Анелевич — сын торговки, подкрашивающий рыбам жабры, только этого не хватало. Так что задача у американского литератора была не из легких, а тут еще и один немец из Штутгарта прислал Эдельману трогательное письмо.
«Sehr geehrter Herr Doctor[9], — писал немец — во время войны, он, будучи солдатом вермахта, нес службу в варшавском гетто, — я видел там на улицах трупы людей, множество трупов, прикрытых бумагой, я помню, это было ужасно, мы оба жертвы ужасной войны, не могли бы вы мне черкнуть несколько слов?»
Разумеется, герр доктор ответил, что ему очень приятно и что он отлично понимает чувства молодого немецкого солдата, который впервые увидел прикрытые бумагой трупы.
История с литератором, мистером С., сразу ему напомнила о поездке в США в шестьдесят третьем году. Его привезли на встречу с руководителями профсоюзов. Он помнит: стоит стол, за столом человек двадцать, одни мужчины. Сосредоточенные, взволнованные лица — главы профессиональных союзов, которые во время войны давали деньги на оружие для гетто.
Председательствующий приветствует его, и начинается дискуссия. О памяти. Что такое человеческая память, и нужно ли ставить памятники или лучше строить дома — эдакие литературные дилеммы. Так что он очень старательно за собой следил, чтобы не ляпнуть чего-нибудь неподходящего, чего-нибудь вроде: «А какое это сейчас имеет значение?» Он не имел права так их огорчать. «Осторожно, — повторял он себе, — придержи язык, у них уже на глазах слезы. Они давали деньги на оружие и ходили к президенту Рузвельту, спрашивали, правда ли все, что рассказывают про гетто, так что уж, пожалуйста, будь великодушен».

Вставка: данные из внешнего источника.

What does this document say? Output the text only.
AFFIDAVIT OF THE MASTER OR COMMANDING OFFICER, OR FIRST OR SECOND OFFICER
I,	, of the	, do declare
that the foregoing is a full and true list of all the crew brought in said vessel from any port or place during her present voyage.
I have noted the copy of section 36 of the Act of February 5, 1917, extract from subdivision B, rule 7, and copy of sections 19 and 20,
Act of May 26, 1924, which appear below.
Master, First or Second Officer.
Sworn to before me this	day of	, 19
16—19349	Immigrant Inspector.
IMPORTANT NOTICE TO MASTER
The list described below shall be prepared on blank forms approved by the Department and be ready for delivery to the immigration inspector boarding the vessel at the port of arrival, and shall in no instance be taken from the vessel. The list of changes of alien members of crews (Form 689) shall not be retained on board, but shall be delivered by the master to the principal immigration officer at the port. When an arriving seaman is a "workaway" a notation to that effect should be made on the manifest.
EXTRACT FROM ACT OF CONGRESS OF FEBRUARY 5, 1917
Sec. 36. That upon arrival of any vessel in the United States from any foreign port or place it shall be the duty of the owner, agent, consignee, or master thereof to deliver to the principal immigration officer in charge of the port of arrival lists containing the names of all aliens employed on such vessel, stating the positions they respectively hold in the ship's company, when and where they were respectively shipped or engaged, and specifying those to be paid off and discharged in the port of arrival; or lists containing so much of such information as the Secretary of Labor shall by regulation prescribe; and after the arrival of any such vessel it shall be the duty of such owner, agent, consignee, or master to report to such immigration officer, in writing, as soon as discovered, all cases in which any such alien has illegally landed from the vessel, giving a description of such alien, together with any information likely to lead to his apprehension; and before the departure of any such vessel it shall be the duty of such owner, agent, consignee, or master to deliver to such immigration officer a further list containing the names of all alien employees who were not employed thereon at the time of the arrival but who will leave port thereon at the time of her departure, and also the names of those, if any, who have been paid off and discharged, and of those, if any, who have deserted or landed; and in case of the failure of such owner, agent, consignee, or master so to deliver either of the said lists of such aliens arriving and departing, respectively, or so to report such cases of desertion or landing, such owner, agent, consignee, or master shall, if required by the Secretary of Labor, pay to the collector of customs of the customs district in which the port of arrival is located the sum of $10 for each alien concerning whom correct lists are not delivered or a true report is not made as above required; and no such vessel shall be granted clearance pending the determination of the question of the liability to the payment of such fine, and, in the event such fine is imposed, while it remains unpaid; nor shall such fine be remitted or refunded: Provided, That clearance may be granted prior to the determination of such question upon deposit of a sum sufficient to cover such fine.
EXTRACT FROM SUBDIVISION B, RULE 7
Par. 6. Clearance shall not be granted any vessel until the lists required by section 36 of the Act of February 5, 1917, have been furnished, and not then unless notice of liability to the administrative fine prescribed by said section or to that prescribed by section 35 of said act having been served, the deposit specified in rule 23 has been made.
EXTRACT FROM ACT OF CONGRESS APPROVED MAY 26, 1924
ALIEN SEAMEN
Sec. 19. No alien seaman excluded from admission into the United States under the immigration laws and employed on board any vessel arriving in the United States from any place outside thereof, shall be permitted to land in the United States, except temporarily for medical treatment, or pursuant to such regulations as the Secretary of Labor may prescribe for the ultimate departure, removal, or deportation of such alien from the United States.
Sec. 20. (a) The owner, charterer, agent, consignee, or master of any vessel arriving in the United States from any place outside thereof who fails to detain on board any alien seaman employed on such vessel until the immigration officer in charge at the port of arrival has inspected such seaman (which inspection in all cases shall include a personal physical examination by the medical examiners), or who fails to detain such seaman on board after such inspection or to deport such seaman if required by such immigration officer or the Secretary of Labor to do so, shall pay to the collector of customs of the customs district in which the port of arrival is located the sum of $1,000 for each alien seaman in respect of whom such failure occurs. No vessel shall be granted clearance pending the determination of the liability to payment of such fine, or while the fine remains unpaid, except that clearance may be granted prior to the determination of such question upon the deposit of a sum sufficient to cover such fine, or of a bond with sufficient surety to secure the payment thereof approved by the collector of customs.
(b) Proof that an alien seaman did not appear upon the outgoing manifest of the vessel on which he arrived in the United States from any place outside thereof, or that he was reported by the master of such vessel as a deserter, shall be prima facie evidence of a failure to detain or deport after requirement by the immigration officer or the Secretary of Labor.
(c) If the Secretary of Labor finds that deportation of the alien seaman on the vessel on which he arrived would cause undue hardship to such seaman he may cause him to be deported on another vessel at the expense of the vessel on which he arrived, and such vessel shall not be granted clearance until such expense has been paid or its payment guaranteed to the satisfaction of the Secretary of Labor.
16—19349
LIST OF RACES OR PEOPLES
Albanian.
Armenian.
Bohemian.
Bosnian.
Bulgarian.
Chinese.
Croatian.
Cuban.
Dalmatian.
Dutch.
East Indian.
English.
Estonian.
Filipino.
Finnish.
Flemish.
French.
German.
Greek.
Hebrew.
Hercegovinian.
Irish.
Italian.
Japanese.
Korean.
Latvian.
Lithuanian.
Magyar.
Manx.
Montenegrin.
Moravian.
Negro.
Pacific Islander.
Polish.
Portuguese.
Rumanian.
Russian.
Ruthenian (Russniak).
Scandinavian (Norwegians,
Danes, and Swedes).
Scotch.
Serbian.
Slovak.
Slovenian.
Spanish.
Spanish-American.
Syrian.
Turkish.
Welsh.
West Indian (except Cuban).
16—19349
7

(Это было, вероятно, после одного из первых донесений «Вацлава», Тося Голиборская тогда только-только выкупила его из гестапо за свой персидский ковер; донесение в виде микрофильма курьер провез в зубе под пломбой, и через Лондон оно попало в США, но им там трудно было поверить в эти тысячи перетопленных на мыло и тысячи сгоняемых на Умшлагплац, поэтому они отправились к своему президенту спросить, можно ли серьезно относиться к подобным вещам.)
Ну и он был великодушен, позволял им умиляться и рассуждать о памяти, а теперь вдруг так больно всех задел: «Разве это можно назвать восстанием?»